Skid steers can pick up broken pavement, place it in a dump truck, carry asphalt mix to a repair, or use different attachments during the patching process. The ability to use different attachments provides a huge benefit for contractors. "Instead of having to buy a dedicated machine that just does one thing, contractors have a machine that can do so many things so well," says Bobcat Marketing Manager Greg Rostberg.
Rostberg says patching contractors often purchase larger skid steers. Larger units have a higher operating capacity and can carry a larger volume of material than their smaller counterparts. Plus, they tend to have a higher vertical lift as well.
Other essential considerations when purchasing a skid steer include the engine size, horsepower, and hydraulic flow.
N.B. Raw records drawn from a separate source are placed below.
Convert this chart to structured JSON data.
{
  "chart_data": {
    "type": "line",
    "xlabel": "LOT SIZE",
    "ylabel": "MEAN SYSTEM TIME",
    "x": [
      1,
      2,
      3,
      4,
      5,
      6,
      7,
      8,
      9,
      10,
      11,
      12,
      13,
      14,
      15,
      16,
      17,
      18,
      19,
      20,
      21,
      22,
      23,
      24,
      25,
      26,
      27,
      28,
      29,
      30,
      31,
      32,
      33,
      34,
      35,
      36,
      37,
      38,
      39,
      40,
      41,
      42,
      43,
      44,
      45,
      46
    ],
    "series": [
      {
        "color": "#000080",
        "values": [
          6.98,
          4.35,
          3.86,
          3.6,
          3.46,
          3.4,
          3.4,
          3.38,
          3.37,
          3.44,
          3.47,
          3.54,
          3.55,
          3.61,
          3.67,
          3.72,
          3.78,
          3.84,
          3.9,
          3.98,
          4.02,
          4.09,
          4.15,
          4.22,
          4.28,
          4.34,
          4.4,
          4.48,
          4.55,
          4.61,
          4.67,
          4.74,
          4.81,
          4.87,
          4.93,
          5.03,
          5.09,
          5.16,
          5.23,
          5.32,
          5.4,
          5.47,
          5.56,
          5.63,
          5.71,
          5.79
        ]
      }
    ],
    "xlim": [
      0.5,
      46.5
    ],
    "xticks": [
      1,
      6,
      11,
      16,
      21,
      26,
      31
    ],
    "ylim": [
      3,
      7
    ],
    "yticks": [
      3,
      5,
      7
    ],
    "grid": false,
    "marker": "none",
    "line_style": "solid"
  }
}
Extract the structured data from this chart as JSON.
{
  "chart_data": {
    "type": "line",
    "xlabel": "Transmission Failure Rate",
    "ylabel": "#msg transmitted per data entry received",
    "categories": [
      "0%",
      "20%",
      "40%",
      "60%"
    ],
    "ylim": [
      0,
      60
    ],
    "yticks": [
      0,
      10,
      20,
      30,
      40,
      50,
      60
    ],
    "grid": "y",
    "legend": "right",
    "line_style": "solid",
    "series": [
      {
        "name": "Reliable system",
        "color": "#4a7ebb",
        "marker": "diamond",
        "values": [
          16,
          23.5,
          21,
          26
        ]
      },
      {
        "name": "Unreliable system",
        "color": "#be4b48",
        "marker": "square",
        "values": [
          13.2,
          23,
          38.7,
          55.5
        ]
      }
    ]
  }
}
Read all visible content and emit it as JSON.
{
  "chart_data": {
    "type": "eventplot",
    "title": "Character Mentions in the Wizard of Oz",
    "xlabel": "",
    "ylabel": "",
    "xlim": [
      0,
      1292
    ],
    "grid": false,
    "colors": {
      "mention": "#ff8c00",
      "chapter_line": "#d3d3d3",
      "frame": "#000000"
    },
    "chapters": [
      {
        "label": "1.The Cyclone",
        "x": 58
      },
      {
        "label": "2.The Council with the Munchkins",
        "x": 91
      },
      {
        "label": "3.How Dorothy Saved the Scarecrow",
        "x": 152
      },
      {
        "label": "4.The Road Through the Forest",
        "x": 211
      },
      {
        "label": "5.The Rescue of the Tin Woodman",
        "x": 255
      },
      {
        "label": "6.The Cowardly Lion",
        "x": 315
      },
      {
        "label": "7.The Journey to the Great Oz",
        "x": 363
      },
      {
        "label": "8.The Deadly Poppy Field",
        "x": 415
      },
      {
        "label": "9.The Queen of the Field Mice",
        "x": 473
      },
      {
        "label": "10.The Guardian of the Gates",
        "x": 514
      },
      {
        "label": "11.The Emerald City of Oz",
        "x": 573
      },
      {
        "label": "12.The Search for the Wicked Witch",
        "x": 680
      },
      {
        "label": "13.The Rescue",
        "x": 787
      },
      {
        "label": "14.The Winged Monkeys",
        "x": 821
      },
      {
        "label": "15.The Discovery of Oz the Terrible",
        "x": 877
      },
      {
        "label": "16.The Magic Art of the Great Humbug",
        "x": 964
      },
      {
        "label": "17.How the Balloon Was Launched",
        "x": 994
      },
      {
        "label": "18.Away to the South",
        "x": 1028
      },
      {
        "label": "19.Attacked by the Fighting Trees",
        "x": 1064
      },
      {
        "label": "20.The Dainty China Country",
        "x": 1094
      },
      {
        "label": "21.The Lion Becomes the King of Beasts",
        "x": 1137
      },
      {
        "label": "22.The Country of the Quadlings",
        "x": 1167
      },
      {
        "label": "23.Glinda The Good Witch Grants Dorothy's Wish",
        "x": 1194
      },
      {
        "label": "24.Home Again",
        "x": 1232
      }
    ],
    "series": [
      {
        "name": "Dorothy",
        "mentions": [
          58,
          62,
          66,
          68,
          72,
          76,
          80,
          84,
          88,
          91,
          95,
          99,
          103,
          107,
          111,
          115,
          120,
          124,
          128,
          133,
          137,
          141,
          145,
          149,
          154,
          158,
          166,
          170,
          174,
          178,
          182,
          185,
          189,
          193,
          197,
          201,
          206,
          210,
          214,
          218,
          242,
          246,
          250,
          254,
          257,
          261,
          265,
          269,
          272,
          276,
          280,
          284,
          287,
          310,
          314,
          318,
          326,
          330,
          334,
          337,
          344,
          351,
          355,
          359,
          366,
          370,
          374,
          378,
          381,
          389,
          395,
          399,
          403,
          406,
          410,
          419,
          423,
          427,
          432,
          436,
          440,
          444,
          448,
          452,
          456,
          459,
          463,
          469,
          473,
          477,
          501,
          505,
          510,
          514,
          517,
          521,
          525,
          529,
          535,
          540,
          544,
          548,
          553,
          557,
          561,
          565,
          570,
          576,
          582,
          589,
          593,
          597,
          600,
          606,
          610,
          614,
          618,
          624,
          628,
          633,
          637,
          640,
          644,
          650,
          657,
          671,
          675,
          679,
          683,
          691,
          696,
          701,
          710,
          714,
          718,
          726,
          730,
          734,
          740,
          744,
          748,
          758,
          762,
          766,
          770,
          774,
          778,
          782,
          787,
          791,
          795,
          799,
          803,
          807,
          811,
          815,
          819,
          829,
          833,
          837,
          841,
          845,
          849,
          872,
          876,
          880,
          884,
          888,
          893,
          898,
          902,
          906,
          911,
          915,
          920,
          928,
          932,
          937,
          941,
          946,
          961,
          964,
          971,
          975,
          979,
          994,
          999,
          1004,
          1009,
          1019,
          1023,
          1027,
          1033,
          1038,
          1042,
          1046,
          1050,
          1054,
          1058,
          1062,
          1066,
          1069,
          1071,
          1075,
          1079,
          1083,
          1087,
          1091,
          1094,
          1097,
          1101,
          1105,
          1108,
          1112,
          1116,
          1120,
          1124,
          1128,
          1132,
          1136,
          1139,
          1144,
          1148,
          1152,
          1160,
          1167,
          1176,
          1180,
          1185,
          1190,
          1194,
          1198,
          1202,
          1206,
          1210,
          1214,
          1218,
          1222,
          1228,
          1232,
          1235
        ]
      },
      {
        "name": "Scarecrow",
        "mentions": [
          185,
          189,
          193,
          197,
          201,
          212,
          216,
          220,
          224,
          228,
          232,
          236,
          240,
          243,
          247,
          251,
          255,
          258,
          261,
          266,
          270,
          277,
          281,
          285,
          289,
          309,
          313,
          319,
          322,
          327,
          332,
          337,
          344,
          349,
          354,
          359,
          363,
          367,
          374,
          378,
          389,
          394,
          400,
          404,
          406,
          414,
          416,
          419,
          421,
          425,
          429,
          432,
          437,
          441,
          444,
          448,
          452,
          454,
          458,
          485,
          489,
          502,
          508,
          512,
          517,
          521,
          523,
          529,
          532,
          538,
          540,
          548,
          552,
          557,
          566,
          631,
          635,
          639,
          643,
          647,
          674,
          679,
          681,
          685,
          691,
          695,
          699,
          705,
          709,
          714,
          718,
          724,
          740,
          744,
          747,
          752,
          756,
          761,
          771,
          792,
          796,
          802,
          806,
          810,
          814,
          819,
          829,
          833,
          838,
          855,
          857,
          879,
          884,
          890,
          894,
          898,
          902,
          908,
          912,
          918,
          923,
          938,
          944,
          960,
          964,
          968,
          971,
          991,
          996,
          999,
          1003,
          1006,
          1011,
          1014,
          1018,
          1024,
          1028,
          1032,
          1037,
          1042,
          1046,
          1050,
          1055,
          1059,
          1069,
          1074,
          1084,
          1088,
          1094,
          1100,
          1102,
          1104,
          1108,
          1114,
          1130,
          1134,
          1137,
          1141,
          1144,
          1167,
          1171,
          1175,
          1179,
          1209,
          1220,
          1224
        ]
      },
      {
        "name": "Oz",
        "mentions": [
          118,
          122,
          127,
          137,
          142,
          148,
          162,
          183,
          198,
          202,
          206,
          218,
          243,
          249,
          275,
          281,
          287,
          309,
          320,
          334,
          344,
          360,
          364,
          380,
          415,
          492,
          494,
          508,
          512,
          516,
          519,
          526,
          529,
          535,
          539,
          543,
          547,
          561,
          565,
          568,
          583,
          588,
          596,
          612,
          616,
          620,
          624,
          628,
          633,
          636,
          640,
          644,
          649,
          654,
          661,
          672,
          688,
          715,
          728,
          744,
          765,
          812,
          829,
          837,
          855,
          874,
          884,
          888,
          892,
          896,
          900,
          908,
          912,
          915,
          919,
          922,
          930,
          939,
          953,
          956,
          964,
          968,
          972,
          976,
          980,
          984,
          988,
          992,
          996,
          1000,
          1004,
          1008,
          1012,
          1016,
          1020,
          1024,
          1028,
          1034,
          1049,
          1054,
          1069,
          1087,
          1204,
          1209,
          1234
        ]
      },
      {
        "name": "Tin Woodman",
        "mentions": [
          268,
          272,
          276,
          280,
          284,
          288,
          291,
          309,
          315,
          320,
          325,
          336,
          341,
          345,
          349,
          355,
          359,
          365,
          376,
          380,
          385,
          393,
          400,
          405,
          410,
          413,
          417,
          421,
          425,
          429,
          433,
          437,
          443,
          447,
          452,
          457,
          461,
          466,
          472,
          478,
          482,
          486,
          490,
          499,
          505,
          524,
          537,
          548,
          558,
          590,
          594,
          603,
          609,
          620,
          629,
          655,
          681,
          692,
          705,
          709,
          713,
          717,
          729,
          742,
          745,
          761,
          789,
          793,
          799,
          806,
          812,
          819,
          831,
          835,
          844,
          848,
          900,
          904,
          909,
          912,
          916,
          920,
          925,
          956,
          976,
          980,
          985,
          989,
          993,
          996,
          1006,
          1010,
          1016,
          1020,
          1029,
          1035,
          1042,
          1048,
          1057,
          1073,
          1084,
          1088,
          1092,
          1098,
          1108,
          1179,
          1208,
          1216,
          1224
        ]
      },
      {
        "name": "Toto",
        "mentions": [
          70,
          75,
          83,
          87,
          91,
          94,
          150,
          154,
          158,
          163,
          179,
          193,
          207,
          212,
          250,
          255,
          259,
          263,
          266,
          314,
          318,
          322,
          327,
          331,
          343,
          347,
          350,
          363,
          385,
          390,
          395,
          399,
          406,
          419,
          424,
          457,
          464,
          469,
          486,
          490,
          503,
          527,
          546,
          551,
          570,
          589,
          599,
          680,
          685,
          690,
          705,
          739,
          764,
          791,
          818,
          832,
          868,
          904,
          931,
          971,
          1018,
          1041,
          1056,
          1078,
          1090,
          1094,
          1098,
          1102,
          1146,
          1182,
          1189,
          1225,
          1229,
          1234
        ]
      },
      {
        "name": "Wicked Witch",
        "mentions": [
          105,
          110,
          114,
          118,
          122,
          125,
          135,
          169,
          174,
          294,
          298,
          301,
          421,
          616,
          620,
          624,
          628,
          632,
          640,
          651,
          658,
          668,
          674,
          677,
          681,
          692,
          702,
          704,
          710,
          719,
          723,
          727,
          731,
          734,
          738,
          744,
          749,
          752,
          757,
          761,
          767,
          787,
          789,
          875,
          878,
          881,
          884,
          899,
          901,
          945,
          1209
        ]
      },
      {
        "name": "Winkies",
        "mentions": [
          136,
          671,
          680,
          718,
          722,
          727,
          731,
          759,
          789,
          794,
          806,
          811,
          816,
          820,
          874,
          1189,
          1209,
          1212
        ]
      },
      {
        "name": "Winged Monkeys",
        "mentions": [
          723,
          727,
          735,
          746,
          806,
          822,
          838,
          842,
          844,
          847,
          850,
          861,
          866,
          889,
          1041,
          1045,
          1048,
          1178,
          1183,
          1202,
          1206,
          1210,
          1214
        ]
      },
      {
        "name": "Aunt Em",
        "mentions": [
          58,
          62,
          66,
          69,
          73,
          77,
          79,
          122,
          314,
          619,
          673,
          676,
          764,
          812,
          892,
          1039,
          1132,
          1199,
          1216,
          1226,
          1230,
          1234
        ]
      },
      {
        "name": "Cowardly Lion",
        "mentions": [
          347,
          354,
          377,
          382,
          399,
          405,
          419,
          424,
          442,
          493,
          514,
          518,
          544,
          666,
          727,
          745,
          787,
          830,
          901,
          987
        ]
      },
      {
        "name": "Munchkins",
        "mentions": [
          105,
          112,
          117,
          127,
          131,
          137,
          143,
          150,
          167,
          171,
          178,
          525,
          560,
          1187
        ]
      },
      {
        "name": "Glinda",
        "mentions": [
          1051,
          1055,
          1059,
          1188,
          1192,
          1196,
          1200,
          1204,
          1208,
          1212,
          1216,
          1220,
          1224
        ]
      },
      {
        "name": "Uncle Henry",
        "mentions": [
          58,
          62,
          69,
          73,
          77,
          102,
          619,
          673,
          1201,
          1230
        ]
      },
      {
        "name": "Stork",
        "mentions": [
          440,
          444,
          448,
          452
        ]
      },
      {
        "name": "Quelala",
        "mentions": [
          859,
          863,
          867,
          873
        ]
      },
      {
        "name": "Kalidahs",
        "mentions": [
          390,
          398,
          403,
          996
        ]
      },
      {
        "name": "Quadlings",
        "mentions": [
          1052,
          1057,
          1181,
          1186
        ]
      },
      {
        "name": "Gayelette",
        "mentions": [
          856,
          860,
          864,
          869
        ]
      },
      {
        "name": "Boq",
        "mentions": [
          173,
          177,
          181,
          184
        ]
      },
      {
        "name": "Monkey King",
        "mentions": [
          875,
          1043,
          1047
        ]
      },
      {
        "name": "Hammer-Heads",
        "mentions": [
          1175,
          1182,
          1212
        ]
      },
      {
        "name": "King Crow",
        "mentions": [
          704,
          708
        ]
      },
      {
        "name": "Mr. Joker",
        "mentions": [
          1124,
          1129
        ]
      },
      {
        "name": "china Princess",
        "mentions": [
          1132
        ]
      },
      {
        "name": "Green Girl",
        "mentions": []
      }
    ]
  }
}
These factors are influenced by the attachments a contractor plans to use as well as the amount of material the unit will carry.
One of the pieces of equipment that is necessary but often forgotten for remove-and-replace crews is a dump truck. Otherwise, what happens to the material you remove from the repair area? The most efficient way to progress in remove-and-replace pothole repair is to use a skid steer to pick pavement and other material from the area to be repaired and then dump the debris into the dump truck for hauling to the plant.
Application of an asphalt emulsion tack coat improves adhesion of the hot mix to the face of the cuts. For smaller patches, a hand spray pump can work fine, though some contractors use a bucket of tack and a brush to essentially paint the faces of the patch.
For contractors who are doing large patches, or a large number of patches, it might be worth investing in a tack coat trailer which has its own spray wand.
Vibratory plates and rollers
Each lift of a patch needs to be compacted before the next one is placed so compactors are required equipment on just about any patching crew. Vibratory plates are lightweight and easy to transport and provide all the compactive effort a remove-and-replace patch would need. Rollers, which come in different sizes are another option for patching crews.
Among the essential hand tools are an asphalt rake, lute, broom, and shovel. Other tools a patching crew may use include a pouring pot, crackfilling squeegee, and a hand tamper.
When it comes to buying hand tools, contractors tend to choose the tools they need based on their specific job needs, says Dale Heidbrink, vice president of operations for Haviland Corporation.
Lutes, for example, come in a variety of widths. How heavy a material is will determine the width of the path the contractor can cover as well as what size lute is necessary, Heidbrink says. "To be able to handle a heavier material they will need a smaller width," he says.
Contractors can also choose from aluminum or wood lute handles as well as purchasing different length handles. "It's easier to make a longer length handle with aluminum," Heidbrink adds.
Patching creates a mess so each crew should also carry the tools and equipment needed to clean the site: a backpack blower to blow debris into a pile, a broom to sweep up the area, and a shovel to pick up debris and place it in the dump truck.